Dalam ‘irfan atau tasawuf; ada istilah-istilah yang digunakan untuk menjelaskan latihan-latihan ( riyadhah ) dan pengalaman-pengalaman spritual. Seseorang bisa saja menguasai istilah-istilah ‘irfan dan tasawuf tetapi belum tentu dia mengalami dan menjalankan riyadhah. Atau dengan kata lain, ada orang yang ahli tentang ‘irfan dan ada pula orang ‘arif atau shufi. Perbedaan ini muncul, diantaranya, karena istilah merupakan bagian dari ilmu hushuli sedangkan pengalaman-pengalaman spiritual adalah ilmu hudhuri. Syeikh Taqi Misbah Yazdi dalam menjelaskan kedua macam ilmu ini mengatakan, bahwa ilmu hushuli adalah ilmu yang diperoleh oleh seseorang melalui media atau perantara. Sedangkan ilmu hudhuri adalah ilmu yang diperoleh tanpa melalui media dan perantara. Meskipun demikian, bukan berarti istilah tidak diperlukan. Istilah perlu diketahui guna mempermudah penyampaian tentang sebuah ilmu pengetahuan, khususnya masalah Tasawuf. Al-Qusyairi, seorang tokoh sufi, dalam bukunya Risalah Al-Qusyairiyyah – sebuah buku yang menjadi referensi atau rujukan para sufi, baik Sunnah atau Syi’ah – mencantumkan istilah-istilah yang tidak bisa dipahami kecuali oleh orang yang belajar secara khusus tentang tasawuf. Ketika ditanya, Mengapa demikian ? Dia menjawab,”Saya sengaja sebutkan istilah-istilah ini supaya tasawuf itu tidak menjadi buku kacangan atau buku bacaan pengantar tidur.”. Oleh karenanya beliau sengaja menaruh istilah-istilah yang sulit supaya tidak semua orang membacanya dengan sendiri. Mesti ada seseorang yang menjadi pembimbing dalam memahami istilah-istilah tersebut, atau, paling tidak, seorang yang hendak membaca irfan, hendaknya memiliki dasar-dasar irfan dan filsafat yang cukup.

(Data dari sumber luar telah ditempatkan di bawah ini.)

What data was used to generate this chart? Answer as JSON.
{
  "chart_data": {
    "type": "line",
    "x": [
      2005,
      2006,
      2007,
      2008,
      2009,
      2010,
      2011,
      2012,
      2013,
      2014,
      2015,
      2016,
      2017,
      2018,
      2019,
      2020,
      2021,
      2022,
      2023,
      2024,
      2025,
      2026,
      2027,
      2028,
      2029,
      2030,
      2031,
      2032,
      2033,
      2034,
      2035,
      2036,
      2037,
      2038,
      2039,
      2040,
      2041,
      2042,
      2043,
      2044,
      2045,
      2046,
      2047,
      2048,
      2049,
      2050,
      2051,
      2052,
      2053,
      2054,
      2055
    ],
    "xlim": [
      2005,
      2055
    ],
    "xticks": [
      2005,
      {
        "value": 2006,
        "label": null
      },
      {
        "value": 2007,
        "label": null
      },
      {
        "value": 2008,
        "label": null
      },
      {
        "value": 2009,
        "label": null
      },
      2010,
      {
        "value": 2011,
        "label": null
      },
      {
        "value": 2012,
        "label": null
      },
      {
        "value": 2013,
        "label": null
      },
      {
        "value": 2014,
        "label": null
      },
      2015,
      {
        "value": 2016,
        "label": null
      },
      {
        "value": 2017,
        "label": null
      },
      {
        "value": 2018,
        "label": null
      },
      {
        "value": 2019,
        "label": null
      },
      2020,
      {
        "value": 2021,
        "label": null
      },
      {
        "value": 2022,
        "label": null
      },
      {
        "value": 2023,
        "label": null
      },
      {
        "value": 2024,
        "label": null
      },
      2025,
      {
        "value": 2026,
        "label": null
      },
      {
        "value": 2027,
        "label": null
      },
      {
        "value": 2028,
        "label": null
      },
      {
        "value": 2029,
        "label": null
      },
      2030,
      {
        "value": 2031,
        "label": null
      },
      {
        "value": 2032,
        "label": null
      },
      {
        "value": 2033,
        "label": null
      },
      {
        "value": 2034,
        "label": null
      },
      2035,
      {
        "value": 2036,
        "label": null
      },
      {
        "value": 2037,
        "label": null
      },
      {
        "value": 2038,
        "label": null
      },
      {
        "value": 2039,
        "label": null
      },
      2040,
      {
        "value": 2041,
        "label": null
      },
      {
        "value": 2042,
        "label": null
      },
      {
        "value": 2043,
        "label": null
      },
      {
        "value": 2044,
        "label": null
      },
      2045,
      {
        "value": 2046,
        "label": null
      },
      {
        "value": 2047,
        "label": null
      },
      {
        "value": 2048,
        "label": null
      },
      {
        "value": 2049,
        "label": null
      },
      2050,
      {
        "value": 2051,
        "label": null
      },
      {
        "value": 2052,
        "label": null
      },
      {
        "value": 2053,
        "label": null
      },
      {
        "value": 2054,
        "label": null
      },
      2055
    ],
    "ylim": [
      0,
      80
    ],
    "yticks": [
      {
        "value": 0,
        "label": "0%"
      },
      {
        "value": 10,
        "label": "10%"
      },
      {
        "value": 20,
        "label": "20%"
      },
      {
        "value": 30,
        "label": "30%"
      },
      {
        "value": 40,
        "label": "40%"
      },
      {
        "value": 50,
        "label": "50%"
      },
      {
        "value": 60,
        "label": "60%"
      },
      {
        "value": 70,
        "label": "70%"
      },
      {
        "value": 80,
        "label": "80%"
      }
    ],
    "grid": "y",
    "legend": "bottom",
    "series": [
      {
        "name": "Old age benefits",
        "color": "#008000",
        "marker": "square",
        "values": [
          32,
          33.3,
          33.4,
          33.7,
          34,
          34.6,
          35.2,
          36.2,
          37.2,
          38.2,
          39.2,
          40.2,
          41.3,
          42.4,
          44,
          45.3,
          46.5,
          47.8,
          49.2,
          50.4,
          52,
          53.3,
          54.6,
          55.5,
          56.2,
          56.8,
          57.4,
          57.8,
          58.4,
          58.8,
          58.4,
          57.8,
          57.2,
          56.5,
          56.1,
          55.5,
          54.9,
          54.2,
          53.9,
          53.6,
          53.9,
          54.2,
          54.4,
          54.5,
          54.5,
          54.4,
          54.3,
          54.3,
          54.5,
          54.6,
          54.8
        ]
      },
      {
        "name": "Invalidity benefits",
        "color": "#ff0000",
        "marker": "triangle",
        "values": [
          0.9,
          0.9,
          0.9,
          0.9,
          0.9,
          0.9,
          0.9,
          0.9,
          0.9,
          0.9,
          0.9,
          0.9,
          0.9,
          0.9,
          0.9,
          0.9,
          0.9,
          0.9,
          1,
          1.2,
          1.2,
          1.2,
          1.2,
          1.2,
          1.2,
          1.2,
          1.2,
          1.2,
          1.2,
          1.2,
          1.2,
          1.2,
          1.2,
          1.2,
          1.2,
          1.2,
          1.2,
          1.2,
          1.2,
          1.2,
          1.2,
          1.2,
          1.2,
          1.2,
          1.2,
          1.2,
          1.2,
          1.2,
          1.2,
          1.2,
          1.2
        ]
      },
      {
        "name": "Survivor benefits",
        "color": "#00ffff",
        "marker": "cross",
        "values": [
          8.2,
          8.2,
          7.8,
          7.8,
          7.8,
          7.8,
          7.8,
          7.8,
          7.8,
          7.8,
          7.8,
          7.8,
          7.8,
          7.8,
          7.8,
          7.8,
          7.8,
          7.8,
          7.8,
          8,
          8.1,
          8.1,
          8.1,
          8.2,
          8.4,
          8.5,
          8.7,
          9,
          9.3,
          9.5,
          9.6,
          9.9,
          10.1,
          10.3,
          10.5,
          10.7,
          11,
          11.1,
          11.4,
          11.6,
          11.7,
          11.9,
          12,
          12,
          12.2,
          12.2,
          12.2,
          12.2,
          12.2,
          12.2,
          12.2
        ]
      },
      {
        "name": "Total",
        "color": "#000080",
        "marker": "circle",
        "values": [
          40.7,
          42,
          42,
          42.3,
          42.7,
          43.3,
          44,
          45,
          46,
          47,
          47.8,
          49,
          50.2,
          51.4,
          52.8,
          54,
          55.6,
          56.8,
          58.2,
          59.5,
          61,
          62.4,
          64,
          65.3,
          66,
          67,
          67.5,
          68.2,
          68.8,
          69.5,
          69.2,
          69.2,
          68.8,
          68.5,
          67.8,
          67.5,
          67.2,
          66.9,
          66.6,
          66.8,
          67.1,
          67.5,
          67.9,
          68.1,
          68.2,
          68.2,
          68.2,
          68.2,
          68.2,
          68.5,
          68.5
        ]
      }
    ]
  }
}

Saya kira dalam semua disiplin ilmu juga seperti itu. Dalam ilmu kedokteran misalnya, ada istilah-istilah yang mereka gunakan yang tidak dipahami oleh kalangan luar mereka. Saya sebagai orang awam tentang kedokteran, tidak mengerti istilah-istilah kedokteran itu. Itu adalah hal yang wajar. Mereka, para dokter saja yang memahami istilah-istilah itu. Atau Anda yang berkecimpung di dunia tekhnik misalnya, juga memahami istilah-istilah tekhnik. Sangatlah wajar kalau saya tidak memahami istilah-istilah tersebut. Demikian pula halnya dengan tasawuf. Tasawuf sebagai sebuah disiplin ilmu mempunyai terminologi atau istilah yang khusus diketahui oleh orang-orang yang belajar tentang itu saja.

Maqaamat dan Ahwaal
Ala kulli hal, secara umum ada dua istilah yang beredar di kalangan urafa, yaitu maqaamat dan ahwal. Maqaamat ( bentuk jamak dari maqam )adalah jenjang-jenjang atau tahapan-tahapan spritual. Ahwal atau hal-hal adalah keadaan spritual yang dialami pesuluk . Dua istilah ini cukup populer di kalangan mereka. Dalam hampir semua kitab irfan dan tasawuf, mereka menjelaskan tentang maqam-maqam dan hal-hal. Meskipun dalam penjelasannya berbeda-beda, tetapi intinya sama. Boleh jadi perbedaan itu karena, mungkin, pengalaman-pengalaman mereka yang tidak sama atau perbedaan itu muncul karena perbedaan dalam mengungkapkan pengalaman spiritual mereka ketika berjumpa (liqa') dengan Allah Ta’ala.. Mereka benar semuanya selagi tidak keluar dari koridor syariat. Apa itu maqaamaat dan apa itu ahwal atau hal-hal ? Disebutkan dalam kitab Manaazil al Saairiin, bahwa maqaamaat adalah tahapan-tahapan, atau, disebut juga, manazil yakni jenjang-jenjang spiritual yang dilalui seorang pesuluk menuju Allah. Seorang pesuluk ketika sampai ke satu jenjang, dia berhenti sejenak atau beberapa waktu sambil ber-mujahadah dalam jenjang tersebut, sampai sekiranya Allah SWT mempersiapkan untuknya jalan untuk mencapai jenjang yang kedua dan jenjang berikutnya. Itulah definisi maqam, yaitu jenjang atau tahapan yang dilalui oleh seorang pesuluk. Ber-mujahadahpada setiap jenjang spritual artinya dia bersungguh-sungguh membersihkan hati, mengontrol jiwa, agar tidak terjerumus dalam kehancuran, dan agar tidak turun kembali dari jenjang yang sudah dilalui. Kemudian setelah dia istiqomah dalam bermujahadah, Allah mempersiapkan baginya untuk mencapai maqam berikutnya atau jenjang berikutnya. Dia terus ber-mi'raj dan menaik dari satu maqam yang mulia ke maqam yang lebih mulia. Tsumma dana fatadalla fakaana qooba qawsaini aw adna.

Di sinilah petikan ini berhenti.